2. Where are we now? (The Real-World Audit)
- Sector Audits: Conduct deep-dive investigations into AI’s current role in Healthcare, Law Enforcement, Business, and Art.
- Power Mapping: Use DTPA to map who is empowered and who is marginalized in these domains.
- The Hidden Cost: Identify the environmental and labor costs of AI, specifically the “invisible” human labor in the Global South (labeling) and the massive energy/water consumption of server farms.
3. Where are we going? (Envisioning and Regulation)
- Governance vs.
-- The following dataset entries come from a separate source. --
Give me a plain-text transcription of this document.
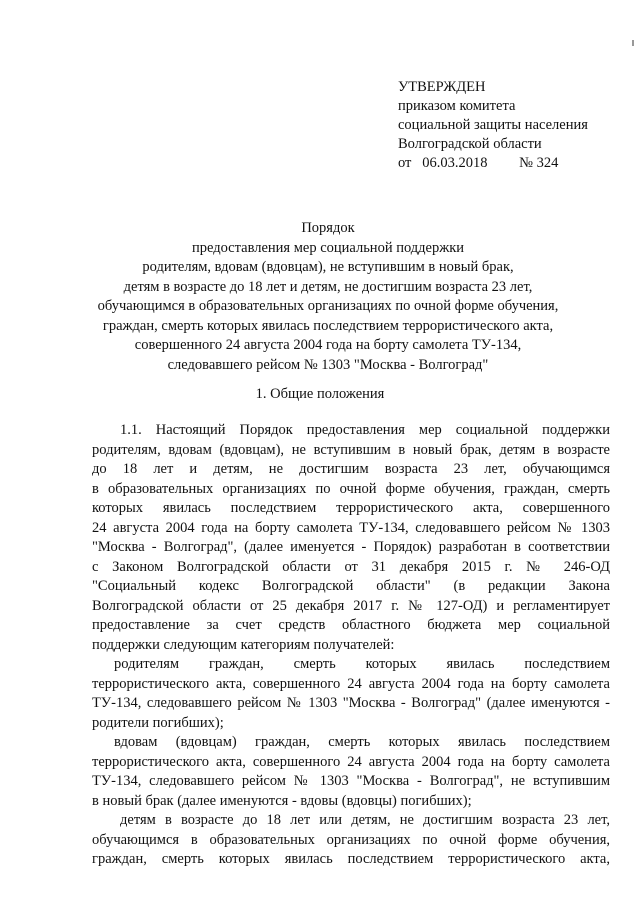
УТВЕРЖДЕН
приказом комитета
социальной защиты населения
Волгоградской области
от 06.03.2018 № 324
Порядок
предоставления мер социальной поддержки
родителям, вдовам (вдовцам), не вступившим в новый брак,
детям в возрасте до 18 лет и детям, не достигшим возраста 23 лет,
обучающимся в образовательных организациях по очной форме обучения,
граждан, смерть которых явилась последствием террористического акта,
совершенного 24 августа 2004 года на борту самолета ТУ-134,
следовавшего рейсом № 1303 "Москва - Волгоград"
1. Общие положения
1.1. Настоящий Порядок предоставления мер социальной поддержки
родителям, вдовам (вдовцам), не вступившим в новый брак, детям в возрасте
до 18 лет и детям, не достигшим возраста 23 лет, обучающимся
в образовательных организациях по очной форме обучения, граждан, смерть
которых явилась последствием террористического акта, совершенного
24 августа 2004 года на борту самолета ТУ-134, следовавшего рейсом № 1303
"Москва - Волгоград", (далее именуется - Порядок) разработан в соответствии
с Законом Волгоградской области от 31 декабря 2015 г. № 246-ОД
"Социальный кодекс Волгоградской области" (в редакции Закона
Волгоградской области от 25 декабря 2017 г. № 127-ОД) и регламентирует
предоставление за счет средств областного бюджета мер социальной
поддержки следующим категориям получателей:
родителям граждан, смерть которых явилась последствием
террористического акта, совершенного 24 августа 2004 года на борту самолета
ТУ-134, следовавшего рейсом № 1303 "Москва - Волгоград" (далее именуются -
родители погибших);
вдовам (вдовцам) граждан, смерть которых явилась последствием
террористического акта, совершенного 24 августа 2004 года на борту самолета
ТУ-134, следовавшего рейсом № 1303 "Москва - Волгоград", не вступившим
в новый брак (далее именуются - вдовы (вдовцы) погибших);
детям в возрасте до 18 лет или детям, не достигшим возраста 23 лет,
обучающимся в образовательных организациях по очной форме обучения,
граждан, смерть которых явилась последствием террористического акта,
Ethics Washing: Critically compare governance approaches, distinguishing between meaningful regulation and corporate-sponsored “ethics boards.”
- Prototyping Equity: Design a values-driven AI use case rooted in community needs, accounting for the full lifecycle of the DTPA framework.
IV. Communication & Action
- Translate the Technical: You will practice communicating AI risks and benefits to diverse audiences (policymakers, community members, or corporate leaders) who may not have a STEM background.
- The Systemic Lens: You will consistently apply a lens that looks at community-level impact rather than just individual user experience.
Perspective Markers
In this course, no document is “neutral.” These Perspective Markers will flag every reading on the syllabus. These help us identify the “motive” of the author:
- [🚀 HYPE]: Claims of “infinite growth” or “miracle” efficiency.
- [🏛️ STATE]: Prioritizes control, monitoring, or institutional “safety.”
- [⬛ BOX]: Technical details are obscured to hide human assumptions.
- [🌳 SYSTEM]: Considers labor, the environment, and social equity.